If The Small Faces are remembered for their moddish neatness and their insertion of a particularly English sensibility into psychedelia, then Humble Pie were the absolute opposite, a filthy immersion in Americana, and this is why so few admirers of the former band have any interest in the latter. Humble Pie began as a kind of super group, hoping to take the commercial success of The Small Faces onto the world stage, but after their first record company, Immediate, folded, they were picked up by American management and an American record company, and became, with their self-titled third album, a de facto American band. Based in the US, and with all their efforts made to crack that market, their manager Dee Anthony did whatever he could to limit their return to British soil in case it prompted them to become homesick.

It was also Anthony who encouraged them towards a funky, hard-rocking sound, and it was this coarsening that prompted the departure of Frampton in 1971, and his replacement by Clem Clempson, whose playing dovetailed perfectly with the palpitating rhythms of Greg Ridley and Jerry Shirley. By 1973’s "Eat It", the band had even picked up their own backing group, the Blackberries, made up of former Ikettes Venetta Fields, Clydie King and Sherlie Matthews, allowing them to plunge even deeper into the Southern Soul sound that had been their initial inspiration.

Humble Pie were a band who eventually died of exhaustion. By 1974, they had toured the USA non-stop for four years, and returned to Britain to find themselves not only physically shattered, but also penniless, their earnings eroded not only by their own indulgences, but by the familiar record company and management racketeering. After the band fell apart, the impulsive Marriott became suspicious of success, and the remainder of his career was spent in half-hearted attempts to rekindle former glories while consuming hefty amounts of drugs and alcohol and evading the taxman, who was still chasing him over royalties earned more than a decade before. Marriott was to die in a house fire in 1991, caused by him falling asleep in bed with a lit cigarette. His blood sample was found to contain traces of valium, alcohol and cocaine. A deeply tragic, though not entirely surprising end.


Anonymous said...

great piece, but I must confess I find 'The Light of Love' weirdly more mystical and uplifting than any Free, Deep Purple or Led Zep.
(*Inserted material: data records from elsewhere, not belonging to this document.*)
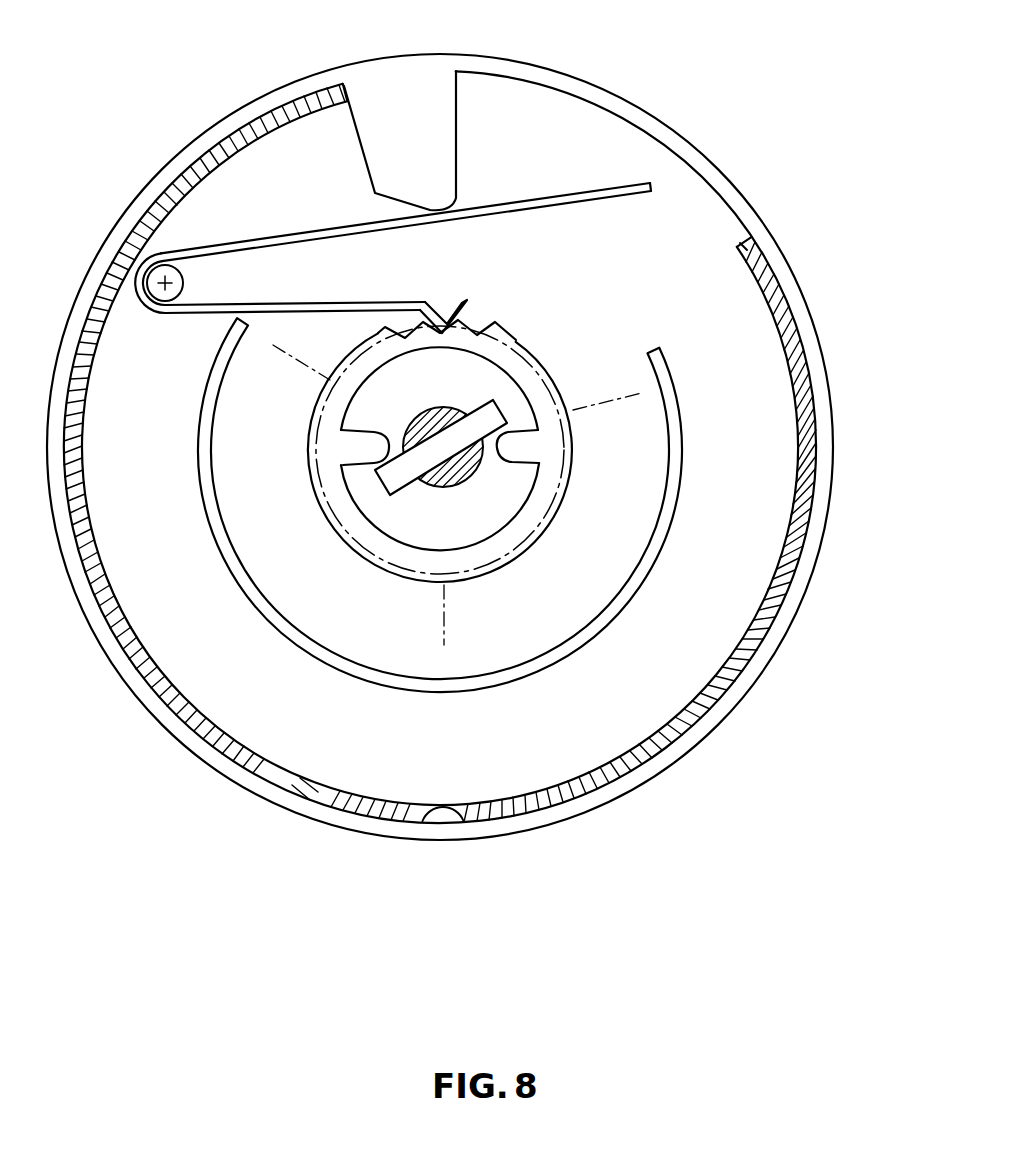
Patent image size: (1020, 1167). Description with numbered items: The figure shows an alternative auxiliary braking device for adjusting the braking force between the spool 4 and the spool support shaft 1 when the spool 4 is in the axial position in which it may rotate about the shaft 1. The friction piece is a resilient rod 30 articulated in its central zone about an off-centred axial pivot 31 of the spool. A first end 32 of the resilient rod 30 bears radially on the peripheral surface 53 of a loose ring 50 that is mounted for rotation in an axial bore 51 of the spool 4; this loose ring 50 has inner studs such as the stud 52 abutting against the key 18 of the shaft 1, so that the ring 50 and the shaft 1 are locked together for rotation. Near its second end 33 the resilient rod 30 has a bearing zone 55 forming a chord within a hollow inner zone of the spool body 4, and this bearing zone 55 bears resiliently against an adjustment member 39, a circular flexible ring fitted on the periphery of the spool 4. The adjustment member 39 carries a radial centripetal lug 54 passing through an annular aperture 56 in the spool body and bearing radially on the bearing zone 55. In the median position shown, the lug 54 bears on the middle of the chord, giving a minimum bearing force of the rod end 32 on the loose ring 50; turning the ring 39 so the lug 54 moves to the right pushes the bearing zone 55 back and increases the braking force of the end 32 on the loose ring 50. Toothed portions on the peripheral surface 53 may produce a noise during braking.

The spool support shaft 1 is at (470, 480).
The spool 4 is at (310, 790).
The key 18 is at (490, 418).
The resilient rod 30 is at (292, 232).
The off-centred axial pivot 31 is at (140, 262).
The first end of the resilient rod 32 is at (452, 308).
The second end of the resilient rod 33 is at (652, 181).
The adjustment member 39 is at (197, 750).
The loose ring 50 is at (473, 557).
The axial bore 51 is at (517, 557).
The inner stud 52 is at (520, 443).
The peripheral surface 53 is at (477, 328).
The radial centripetal lug 54 is at (402, 140).
The bearing zone 55 is at (463, 205).
The annular aperture 56 is at (745, 230).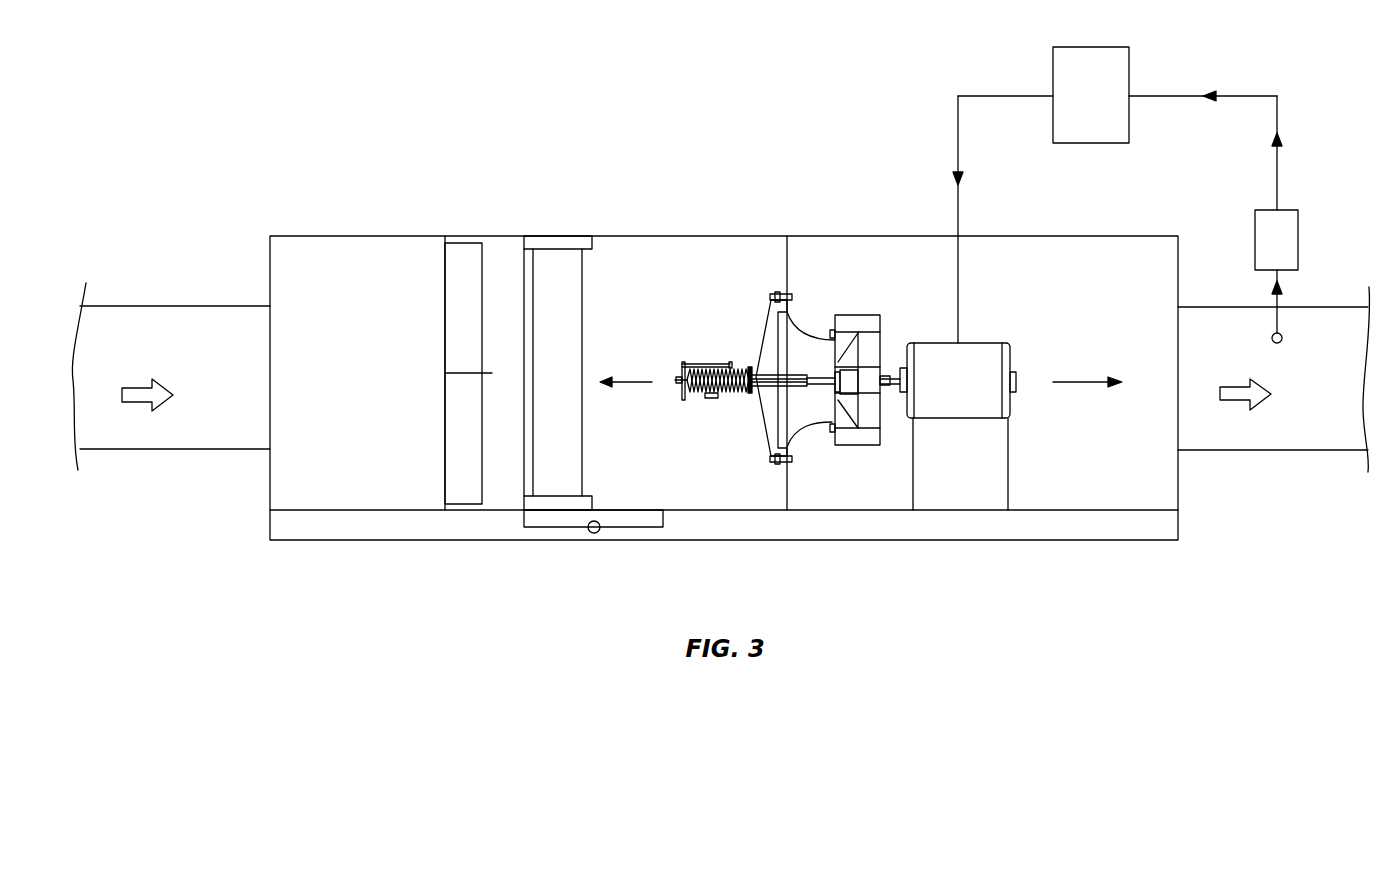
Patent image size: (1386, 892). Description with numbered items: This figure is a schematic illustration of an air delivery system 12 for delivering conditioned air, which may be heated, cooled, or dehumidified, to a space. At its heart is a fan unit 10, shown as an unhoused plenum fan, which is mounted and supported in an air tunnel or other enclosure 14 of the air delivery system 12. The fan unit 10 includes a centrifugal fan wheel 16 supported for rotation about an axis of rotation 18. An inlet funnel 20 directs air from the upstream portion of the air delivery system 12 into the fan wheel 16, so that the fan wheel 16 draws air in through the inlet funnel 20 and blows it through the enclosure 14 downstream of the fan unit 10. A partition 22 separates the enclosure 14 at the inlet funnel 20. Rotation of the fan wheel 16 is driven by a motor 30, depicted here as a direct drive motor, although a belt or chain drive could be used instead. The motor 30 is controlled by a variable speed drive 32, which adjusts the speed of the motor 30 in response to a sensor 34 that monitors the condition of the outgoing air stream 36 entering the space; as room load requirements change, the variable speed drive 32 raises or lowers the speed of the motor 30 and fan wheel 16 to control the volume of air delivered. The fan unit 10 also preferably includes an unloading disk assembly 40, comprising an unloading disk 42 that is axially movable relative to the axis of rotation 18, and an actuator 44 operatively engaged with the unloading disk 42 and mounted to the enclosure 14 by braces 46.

The fan unit 10 is at (757, 373).
The air delivery system 12 is at (411, 539).
The enclosure 14 is at (357, 234).
The centrifugal fan wheel 16 is at (858, 447).
The axis of rotation 18 is at (1087, 382).
The inlet funnel 20 is at (832, 422).
The partition 22 is at (790, 255).
The motor 30 is at (952, 418).
The variable speed drive 32 is at (1092, 47).
The sensor 34 is at (1282, 337).
The outgoing air stream 36 is at (1317, 427).
The unloading disk assembly 40 is at (737, 393).
The unloading disk 42 is at (852, 360).
The actuator 44 is at (712, 365).
The braces 46 is at (773, 440).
I think it's on their first LP.

Paul STN

Anonymous said...

actually, it's not even that weird - it seems to me to be intentional.

Paul STN

Phil Knight said...

Yeah, they do have their expansive moments - "Silver Tongue" and "Strange Days" are other ones, but this side to their music did tend to be shunted aside as their career progressed.

Also, you gotta have an angle, aintcha?

lonepilgrim said...

Thanks for reviving interest in this band - I'd never heard them and for some reason thought they were a particularly lumpen metal band.
You can currently download some live tracks from a 1970 BBC broadcast featuring John Peel here:

Phil Knight said...

Thanks again - I'll dip in and have a listen.

Anonymous said...

How do you know Steve did "a hefty amount of drugs"? Did you tour and party with him? What is and what constitutes "a hefty amount of drugs"? How do you get drugs when you go city to city not knowing who anyone is? Did Steve ever get arrested for trying to buy "drugs"? Dee Anthony should have left them alone instead of running off Frampton.

Phil Knight said...

Because Steve himself says so in the lyrics to "30 Days In The Hole".

If Steve sang about holding down regular employment and investing in property to fund a comfortable retirement, I would have thought he did that instead.

Phil Knight said...

I also forgot to point out that the post above was a manifestation of Tao.